O Ministério Público do Trabalho no Rio de Janeiro ajuizou uma ação civil pública contra o hospital pois foi comprovado, em procedimento investigatório, que o hospital contratava médicos plantonistas como se fossem autônomos ou então por intermédio de “empresas”, que na verdade tinham a finalidade descaracterizar o vínculo de emprego.

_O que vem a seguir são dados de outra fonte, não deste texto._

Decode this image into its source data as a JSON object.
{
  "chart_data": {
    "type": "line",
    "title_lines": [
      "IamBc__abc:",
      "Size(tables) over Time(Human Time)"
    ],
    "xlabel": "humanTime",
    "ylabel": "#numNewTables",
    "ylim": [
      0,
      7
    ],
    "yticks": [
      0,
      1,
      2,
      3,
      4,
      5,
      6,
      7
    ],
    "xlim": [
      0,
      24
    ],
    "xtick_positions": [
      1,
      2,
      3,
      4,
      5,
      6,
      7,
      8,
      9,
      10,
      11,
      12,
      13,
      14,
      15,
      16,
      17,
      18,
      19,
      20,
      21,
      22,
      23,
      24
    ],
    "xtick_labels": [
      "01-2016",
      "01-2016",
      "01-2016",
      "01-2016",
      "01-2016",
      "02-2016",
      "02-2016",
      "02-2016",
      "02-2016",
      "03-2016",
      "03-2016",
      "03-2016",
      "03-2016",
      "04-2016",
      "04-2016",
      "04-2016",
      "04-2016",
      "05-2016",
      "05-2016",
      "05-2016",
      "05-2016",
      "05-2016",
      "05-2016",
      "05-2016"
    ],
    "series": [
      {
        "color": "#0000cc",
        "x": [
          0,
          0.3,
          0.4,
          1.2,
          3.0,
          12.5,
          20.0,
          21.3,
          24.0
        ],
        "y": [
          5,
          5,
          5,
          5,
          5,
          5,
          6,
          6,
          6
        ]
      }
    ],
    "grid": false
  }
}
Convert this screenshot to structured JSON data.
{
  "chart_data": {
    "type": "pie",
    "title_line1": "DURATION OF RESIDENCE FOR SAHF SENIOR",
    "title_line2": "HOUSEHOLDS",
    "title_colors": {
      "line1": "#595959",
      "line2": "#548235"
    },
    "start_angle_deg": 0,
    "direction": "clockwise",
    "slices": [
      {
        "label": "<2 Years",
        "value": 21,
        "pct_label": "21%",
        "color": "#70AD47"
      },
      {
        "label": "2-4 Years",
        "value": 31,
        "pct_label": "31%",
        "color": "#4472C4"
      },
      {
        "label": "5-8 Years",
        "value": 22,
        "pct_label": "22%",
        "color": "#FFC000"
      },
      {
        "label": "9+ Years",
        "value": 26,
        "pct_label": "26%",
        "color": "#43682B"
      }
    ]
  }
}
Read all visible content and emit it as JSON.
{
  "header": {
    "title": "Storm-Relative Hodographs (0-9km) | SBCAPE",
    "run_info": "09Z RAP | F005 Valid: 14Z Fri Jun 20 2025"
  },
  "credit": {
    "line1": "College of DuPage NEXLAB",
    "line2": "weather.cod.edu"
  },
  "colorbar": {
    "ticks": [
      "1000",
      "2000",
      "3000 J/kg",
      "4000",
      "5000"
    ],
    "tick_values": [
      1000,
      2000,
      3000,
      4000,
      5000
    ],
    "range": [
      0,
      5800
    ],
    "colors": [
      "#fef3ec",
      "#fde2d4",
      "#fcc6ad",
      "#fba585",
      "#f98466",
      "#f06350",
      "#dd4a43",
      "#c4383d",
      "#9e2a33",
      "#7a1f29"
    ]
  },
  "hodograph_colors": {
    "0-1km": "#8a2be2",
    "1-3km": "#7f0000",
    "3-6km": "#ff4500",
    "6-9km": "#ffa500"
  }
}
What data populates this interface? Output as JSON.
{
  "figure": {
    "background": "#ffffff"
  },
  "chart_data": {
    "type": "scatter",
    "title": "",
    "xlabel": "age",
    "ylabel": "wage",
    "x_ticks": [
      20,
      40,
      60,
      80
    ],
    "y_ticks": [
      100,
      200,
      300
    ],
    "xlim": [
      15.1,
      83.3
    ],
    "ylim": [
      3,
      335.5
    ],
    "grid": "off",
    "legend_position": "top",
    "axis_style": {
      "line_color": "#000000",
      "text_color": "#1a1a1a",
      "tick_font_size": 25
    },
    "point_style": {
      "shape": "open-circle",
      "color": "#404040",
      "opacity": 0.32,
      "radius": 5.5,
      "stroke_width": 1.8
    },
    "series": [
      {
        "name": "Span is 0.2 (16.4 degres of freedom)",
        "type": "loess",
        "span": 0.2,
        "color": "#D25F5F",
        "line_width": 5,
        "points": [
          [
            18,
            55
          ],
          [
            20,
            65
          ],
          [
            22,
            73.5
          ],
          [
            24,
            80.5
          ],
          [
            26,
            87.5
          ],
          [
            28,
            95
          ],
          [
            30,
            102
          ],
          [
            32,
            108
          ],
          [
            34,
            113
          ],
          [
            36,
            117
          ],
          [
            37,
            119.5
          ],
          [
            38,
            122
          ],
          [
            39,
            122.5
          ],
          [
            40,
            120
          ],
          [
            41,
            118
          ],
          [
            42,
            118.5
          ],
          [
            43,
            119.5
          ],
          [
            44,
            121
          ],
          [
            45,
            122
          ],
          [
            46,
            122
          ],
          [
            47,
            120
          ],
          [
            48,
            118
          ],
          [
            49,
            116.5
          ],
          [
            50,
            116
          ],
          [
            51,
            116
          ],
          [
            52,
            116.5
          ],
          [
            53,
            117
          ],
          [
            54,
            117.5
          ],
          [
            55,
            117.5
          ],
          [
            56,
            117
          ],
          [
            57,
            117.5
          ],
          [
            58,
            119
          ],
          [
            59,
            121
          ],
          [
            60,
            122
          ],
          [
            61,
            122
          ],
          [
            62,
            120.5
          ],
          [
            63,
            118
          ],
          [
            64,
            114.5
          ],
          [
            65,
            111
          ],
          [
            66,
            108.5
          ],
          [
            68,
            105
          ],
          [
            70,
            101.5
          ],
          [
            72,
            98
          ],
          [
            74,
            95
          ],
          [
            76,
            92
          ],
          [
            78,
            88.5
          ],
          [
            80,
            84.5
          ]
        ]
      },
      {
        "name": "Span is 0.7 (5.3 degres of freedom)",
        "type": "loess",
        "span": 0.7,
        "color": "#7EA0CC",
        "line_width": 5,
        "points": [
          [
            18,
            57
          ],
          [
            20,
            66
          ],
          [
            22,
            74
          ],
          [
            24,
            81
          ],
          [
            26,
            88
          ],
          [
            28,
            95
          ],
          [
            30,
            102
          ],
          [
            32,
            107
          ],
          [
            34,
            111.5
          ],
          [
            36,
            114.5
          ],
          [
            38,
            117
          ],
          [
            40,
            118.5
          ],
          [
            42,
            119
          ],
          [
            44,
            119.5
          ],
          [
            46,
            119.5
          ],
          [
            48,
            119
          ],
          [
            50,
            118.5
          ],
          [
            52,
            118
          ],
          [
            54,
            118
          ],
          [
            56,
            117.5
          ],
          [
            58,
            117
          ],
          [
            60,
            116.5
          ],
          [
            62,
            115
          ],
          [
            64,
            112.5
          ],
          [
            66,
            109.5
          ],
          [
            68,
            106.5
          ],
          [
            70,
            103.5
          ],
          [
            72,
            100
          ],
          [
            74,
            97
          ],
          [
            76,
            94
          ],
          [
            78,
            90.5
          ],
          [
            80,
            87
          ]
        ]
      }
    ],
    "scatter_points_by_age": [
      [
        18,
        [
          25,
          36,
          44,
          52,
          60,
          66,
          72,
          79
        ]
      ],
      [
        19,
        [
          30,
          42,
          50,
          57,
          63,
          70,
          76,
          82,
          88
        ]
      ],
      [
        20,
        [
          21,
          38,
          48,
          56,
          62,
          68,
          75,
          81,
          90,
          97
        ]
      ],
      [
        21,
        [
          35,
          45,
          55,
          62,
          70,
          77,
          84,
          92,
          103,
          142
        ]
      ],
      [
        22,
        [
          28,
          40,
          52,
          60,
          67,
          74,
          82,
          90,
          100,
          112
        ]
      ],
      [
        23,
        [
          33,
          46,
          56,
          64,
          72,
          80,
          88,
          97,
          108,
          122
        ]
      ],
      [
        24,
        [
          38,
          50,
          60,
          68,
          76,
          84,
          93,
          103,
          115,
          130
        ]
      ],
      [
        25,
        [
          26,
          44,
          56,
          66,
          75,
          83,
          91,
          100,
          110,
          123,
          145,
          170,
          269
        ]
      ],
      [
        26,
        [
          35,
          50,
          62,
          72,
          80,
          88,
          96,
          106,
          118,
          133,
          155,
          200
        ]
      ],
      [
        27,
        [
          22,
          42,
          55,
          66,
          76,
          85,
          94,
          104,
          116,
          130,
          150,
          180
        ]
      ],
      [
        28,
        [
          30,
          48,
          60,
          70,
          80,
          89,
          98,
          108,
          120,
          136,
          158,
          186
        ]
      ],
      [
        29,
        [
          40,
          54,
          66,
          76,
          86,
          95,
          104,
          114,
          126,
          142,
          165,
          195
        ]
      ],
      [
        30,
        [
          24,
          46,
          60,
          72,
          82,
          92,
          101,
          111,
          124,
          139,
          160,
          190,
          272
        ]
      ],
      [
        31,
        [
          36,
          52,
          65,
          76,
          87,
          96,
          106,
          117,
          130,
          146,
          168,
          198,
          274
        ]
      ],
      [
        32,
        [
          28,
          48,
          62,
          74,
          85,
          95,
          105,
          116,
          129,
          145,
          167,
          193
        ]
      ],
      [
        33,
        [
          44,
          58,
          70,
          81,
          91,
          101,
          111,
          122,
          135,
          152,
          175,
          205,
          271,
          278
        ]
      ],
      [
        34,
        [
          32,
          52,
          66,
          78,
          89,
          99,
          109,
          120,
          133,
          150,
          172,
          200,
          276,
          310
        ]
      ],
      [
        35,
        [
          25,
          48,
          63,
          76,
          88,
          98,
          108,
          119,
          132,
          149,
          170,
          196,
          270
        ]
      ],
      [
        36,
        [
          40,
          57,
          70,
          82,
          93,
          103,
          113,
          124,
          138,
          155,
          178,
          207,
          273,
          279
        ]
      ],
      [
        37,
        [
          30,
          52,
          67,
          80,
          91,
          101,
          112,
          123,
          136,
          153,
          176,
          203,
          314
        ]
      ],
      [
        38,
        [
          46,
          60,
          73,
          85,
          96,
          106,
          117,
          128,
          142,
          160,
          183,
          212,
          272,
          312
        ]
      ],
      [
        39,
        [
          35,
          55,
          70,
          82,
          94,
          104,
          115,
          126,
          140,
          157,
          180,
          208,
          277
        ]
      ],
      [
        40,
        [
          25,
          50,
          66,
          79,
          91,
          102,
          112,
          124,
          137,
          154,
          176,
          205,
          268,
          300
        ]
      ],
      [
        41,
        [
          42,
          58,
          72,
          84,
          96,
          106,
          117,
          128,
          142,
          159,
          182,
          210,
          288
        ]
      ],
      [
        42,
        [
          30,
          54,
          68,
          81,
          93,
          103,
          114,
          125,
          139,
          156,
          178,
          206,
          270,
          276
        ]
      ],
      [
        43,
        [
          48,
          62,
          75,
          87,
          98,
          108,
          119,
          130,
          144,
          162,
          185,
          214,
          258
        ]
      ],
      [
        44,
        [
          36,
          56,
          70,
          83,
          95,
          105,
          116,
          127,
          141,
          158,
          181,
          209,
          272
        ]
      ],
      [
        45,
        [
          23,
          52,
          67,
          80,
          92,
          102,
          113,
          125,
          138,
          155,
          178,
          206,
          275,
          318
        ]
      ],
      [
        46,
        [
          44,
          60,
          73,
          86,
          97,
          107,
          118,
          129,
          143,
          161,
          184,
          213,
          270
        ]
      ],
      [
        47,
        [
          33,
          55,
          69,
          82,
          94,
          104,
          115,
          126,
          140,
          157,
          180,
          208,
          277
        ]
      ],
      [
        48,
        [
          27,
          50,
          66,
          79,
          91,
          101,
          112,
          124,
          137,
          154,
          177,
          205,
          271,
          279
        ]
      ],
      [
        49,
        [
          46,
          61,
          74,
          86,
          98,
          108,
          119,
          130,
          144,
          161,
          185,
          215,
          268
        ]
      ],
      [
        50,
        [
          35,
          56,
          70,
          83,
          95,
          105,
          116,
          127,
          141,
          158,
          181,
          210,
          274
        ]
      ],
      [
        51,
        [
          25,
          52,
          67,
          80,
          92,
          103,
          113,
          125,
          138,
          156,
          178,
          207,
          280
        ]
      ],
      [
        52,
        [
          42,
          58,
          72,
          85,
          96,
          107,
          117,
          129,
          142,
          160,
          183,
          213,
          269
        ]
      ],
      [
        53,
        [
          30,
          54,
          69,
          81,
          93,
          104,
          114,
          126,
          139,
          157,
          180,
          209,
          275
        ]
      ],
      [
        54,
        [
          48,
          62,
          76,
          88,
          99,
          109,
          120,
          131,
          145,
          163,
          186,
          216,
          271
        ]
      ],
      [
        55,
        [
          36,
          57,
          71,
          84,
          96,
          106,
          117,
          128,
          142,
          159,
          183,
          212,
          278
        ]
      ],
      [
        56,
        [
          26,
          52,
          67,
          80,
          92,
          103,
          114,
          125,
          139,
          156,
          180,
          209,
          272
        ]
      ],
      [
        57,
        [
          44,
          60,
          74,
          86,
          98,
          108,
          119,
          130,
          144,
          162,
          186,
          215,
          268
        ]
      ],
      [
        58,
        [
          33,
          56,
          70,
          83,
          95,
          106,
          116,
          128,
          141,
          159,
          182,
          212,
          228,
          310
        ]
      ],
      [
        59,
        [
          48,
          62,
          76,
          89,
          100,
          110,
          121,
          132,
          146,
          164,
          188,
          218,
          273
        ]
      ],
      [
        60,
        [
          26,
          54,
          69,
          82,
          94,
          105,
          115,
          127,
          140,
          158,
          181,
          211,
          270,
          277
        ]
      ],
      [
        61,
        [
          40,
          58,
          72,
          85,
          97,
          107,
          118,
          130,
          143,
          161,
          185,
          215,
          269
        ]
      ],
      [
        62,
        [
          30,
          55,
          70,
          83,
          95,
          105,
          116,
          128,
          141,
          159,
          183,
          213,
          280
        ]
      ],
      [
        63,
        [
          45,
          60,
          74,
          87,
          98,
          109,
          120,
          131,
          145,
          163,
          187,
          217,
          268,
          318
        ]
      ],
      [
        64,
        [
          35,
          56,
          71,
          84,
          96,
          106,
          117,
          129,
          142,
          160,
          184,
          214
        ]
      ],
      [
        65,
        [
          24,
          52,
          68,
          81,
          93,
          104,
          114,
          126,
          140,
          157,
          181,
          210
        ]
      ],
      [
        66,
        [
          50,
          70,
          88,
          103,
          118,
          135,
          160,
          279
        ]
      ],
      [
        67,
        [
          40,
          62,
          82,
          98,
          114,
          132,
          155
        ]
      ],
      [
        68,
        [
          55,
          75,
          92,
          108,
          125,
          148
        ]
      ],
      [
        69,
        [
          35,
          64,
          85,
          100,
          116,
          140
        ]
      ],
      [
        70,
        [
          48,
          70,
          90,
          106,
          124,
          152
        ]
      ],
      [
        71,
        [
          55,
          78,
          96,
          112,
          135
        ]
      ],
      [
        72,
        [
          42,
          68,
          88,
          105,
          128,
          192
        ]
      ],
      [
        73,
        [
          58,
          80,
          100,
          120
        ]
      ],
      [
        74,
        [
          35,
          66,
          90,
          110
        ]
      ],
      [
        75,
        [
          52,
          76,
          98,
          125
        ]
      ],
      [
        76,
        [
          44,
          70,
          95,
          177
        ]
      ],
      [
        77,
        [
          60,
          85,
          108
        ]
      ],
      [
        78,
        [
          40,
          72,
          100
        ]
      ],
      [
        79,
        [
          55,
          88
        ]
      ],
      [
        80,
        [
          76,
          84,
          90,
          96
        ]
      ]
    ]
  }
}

“Alguns dos médicos já haviam inclusive trabalhado como empregados, porém foram aconselhados pela direção do hospital a constituírem uma pessoa jurídica”, afirma o procurador Cássio Casagrande, autor da ação.
A investigação foi iniciada a partir de representações encaminhadas pelas Varas do Trabalho de Petrópolis. Ao final do inquérito civil, o Ministério Público do Trabalho tentou solucionar o caso propondo ao hospital a assinatura de um termo de compromisso de ajustamento de conduta, mas a associação mantenedora do hospital recusou-se a assiná-lo.